February 26, 2015 / 11:27 PM / 4 years ago

Ex-hedge fund manager sues U.S. officials over insider trading raid

NEW YORK (Reuters) - A former hedge fund manager on Thursday sued U.S. law enforcement officials, including Manhattan U.S. Attorney Preet Bharara, claiming the government improperly raided his offices and destroyed his business as part of a widespread insider trading crackdown.

David Ganek, former head of Level Global Investors, said in the lawsuit that prosecutors from Bharara’s office “fabricated” evidence to justify the raid in November 2010.

“Defendants had no probable cause to believe Mr. Ganek had engaged in any wrongdoing,” the lawsuit said.

The complaint does not seek a specific amount of damages but said that eight months before the raid, Level Global was valued at $400 million.

A spokesman for Bharara declined to comment.

Ganek’s partner, Anthony Chiasson, was charged with insider trading and eventually convicted at trial alongside former Diamondback Capital Management portfolio manager Todd Newman in 2012. Ganek was never charged.

The case against Chiasson and Newman came amid a string of insider trading prosecutions by Bharara’s office, which has charged 92 individuals since October 2009.

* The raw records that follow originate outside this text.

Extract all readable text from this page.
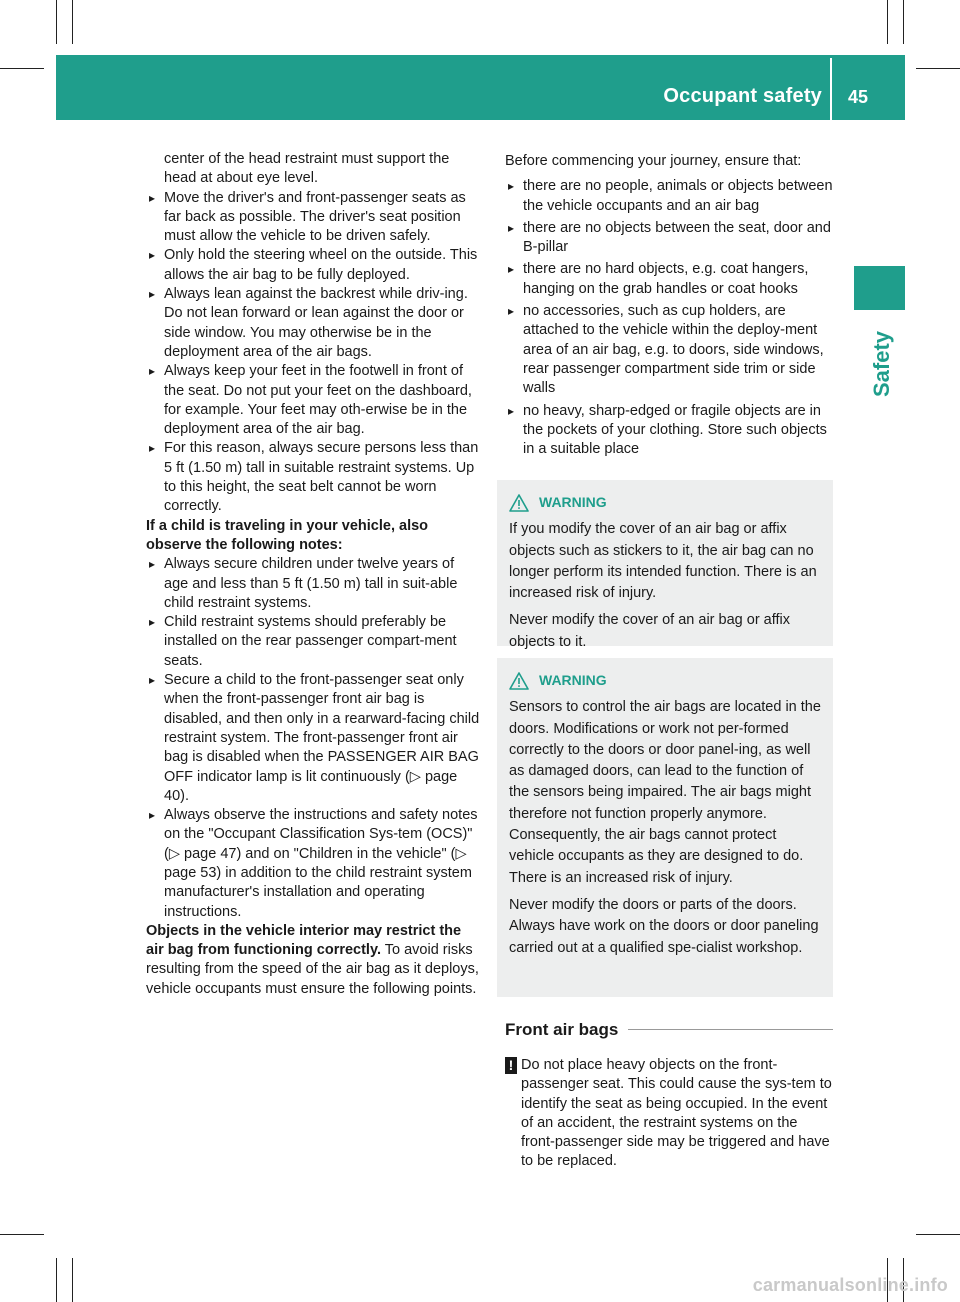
Occupant safety 45
Safety

center of the head restraint must support the head at about eye level.

▸ Move the driver's and front-passenger seats as far back as possible. The driver's seat position must allow the vehicle to be driven safely.
▸ Only hold the steering wheel on the outside. This allows the air bag to be fully deployed.
▸ Always lean against the backrest while driv-ing. Do not lean forward or lean against the door or side window. You may otherwise be in the deployment area of the air bags.
▸ Always keep your feet in the footwell in front of the seat. Do not put your feet on the dashboard, for example. Your feet may oth-erwise be in the deployment area of the air bag.
▸ For this reason, always secure persons less than 5 ft (1.50 m) tall in suitable restraint systems. Up to this height, the seat belt cannot be worn correctly.

If a child is traveling in your vehicle, also observe the following notes:

▸ Always secure children under twelve years of age and less than 5 ft (1.50 m) tall in suit-able child restraint systems.
▸ Child restraint systems should preferably be installed on the rear passenger compart-ment seats.
▸ Secure a child to the front-passenger seat only when the front-passenger front air bag is disabled, and then only in a rearward-facing child restraint system. The front-passenger front air bag is disabled when the PASSENGER AIR BAG OFF indicator lamp is lit continuously (▷ page 40).
▸ Always observe the instructions and safety notes on the "Occupant Classification Sys-tem (OCS)" (▷ page 47) and on "Children in the vehicle" (▷ page 53) in addition to the child restraint system manufacturer's installation and operating instructions.

Objects in the vehicle interior may restrict the air bag from functioning correctly. To avoid risks resulting from the speed of the air bag as it deploys, vehicle occupants must ensure the following points.

Before commencing your journey, ensure that:

▸ there are no people, animals or objects between the vehicle occupants and an air bag
▸ there are no objects between the seat, door and B-pillar
▸ there are no hard objects, e.g. coat hangers, hanging on the grab handles or coat hooks
▸ no accessories, such as cup holders, are attached to the vehicle within the deploy-ment area of an air bag, e.g. to doors, side windows, rear passenger compartment side trim or side walls
▸ no heavy, sharp-edged or fragile objects are in the pockets of your clothing. Store such objects in a suitable place
WARNING

If you modify the cover of an air bag or affix objects such as stickers to it, the air bag can no longer perform its intended function. There is an increased risk of injury.

Never modify the cover of an air bag or affix objects to it.

WARNING

Sensors to control the air bags are located in the doors. Modifications or work not per-formed correctly to the doors or door panel-ing, as well as damaged doors, can lead to the function of the sensors being impaired. The air bags might therefore not function properly anymore. Consequently, the air bags cannot protect vehicle occupants as they are designed to do. There is an increased risk of injury.

Never modify the doors or parts of the doors. Always have work on the doors or door paneling carried out at a qualified spe-cialist workshop.

Front air bags
! Do not place heavy objects on the front-passenger seat. This could cause the sys-tem to identify the seat as being occupied. In the event of an accident, the restraint systems on the front-passenger side may be triggered and have to be replaced.

carmanualsonline.info
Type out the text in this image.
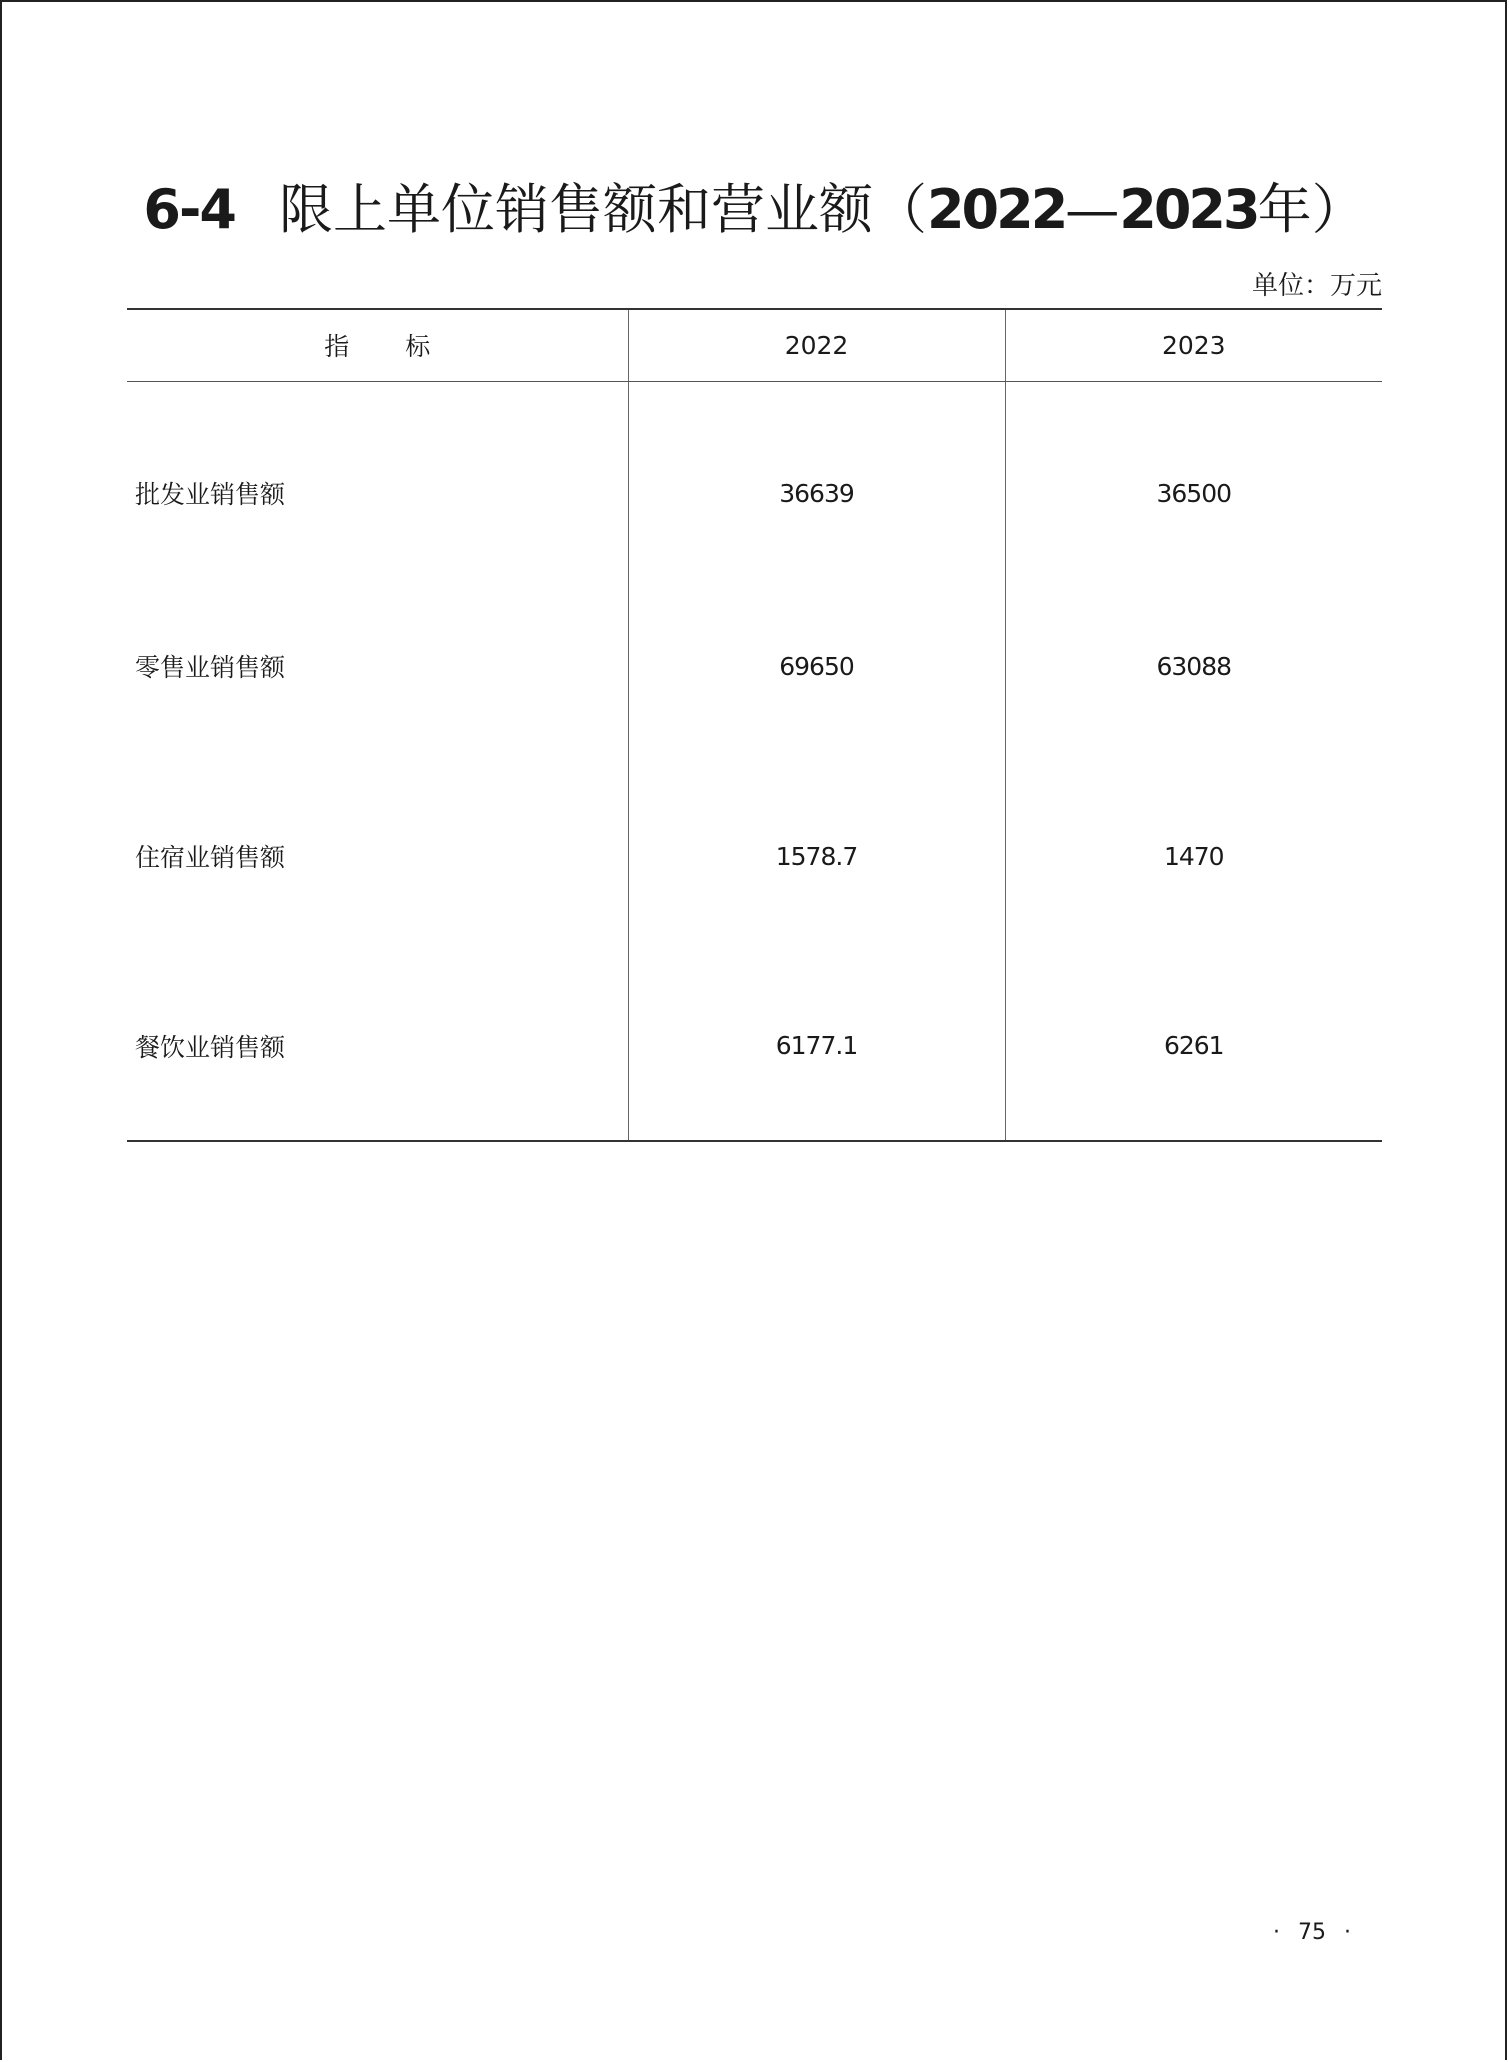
6-4 限上单位销售额和营业额（2022—2023年）
单位：万元
指标	2022	2023
批发业销售额	36639	36500
零售业销售额	69650	63088
住宿业销售额	1578.7	1470
餐饮业销售额	6177.1	6261
· 75 ·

In December, however, Newman and Chiasson’s convictions were overturned by a federal appeals court, which raised the bar for insider trading prosecutions.

That decision has led to the dismissal of insider trading charges against five other individuals and prompted other defendants to ask judges to throw out similar charges.

Ganek’s lawsuit was filed in Manhattan federal court on the same day that a copy of the warrant that led to the raid was unsealed, after a U.S. judge granted a request from The New York Times.

The warrant, which was partially redacted, stated that former Level Global analyst Spyridon Adondakis told FBI investigators he had passed illegal tips to Ganek, Chiasson and an unnamed individual, who then traded on that information.

Ganek’s lawsuit, however, claims the warrant was false.

“Specifically, a number of FBI agents and individual AUSAS met with a witness who told them he did not have knowledge that Mr. Ganek had been involved in insider trading; the investigators then falsely represented that the witness had said just the opposite,” the lawsuit said.

The lawsuit also said that Adondakis, who pleaded guilty and appeared as a government witness at Chiasson’s trial, testified that he had never told Ganek about the source of any inside information.

The lawsuit contends that the raid, and ensuing media coverage, ensured Level Global’s demise.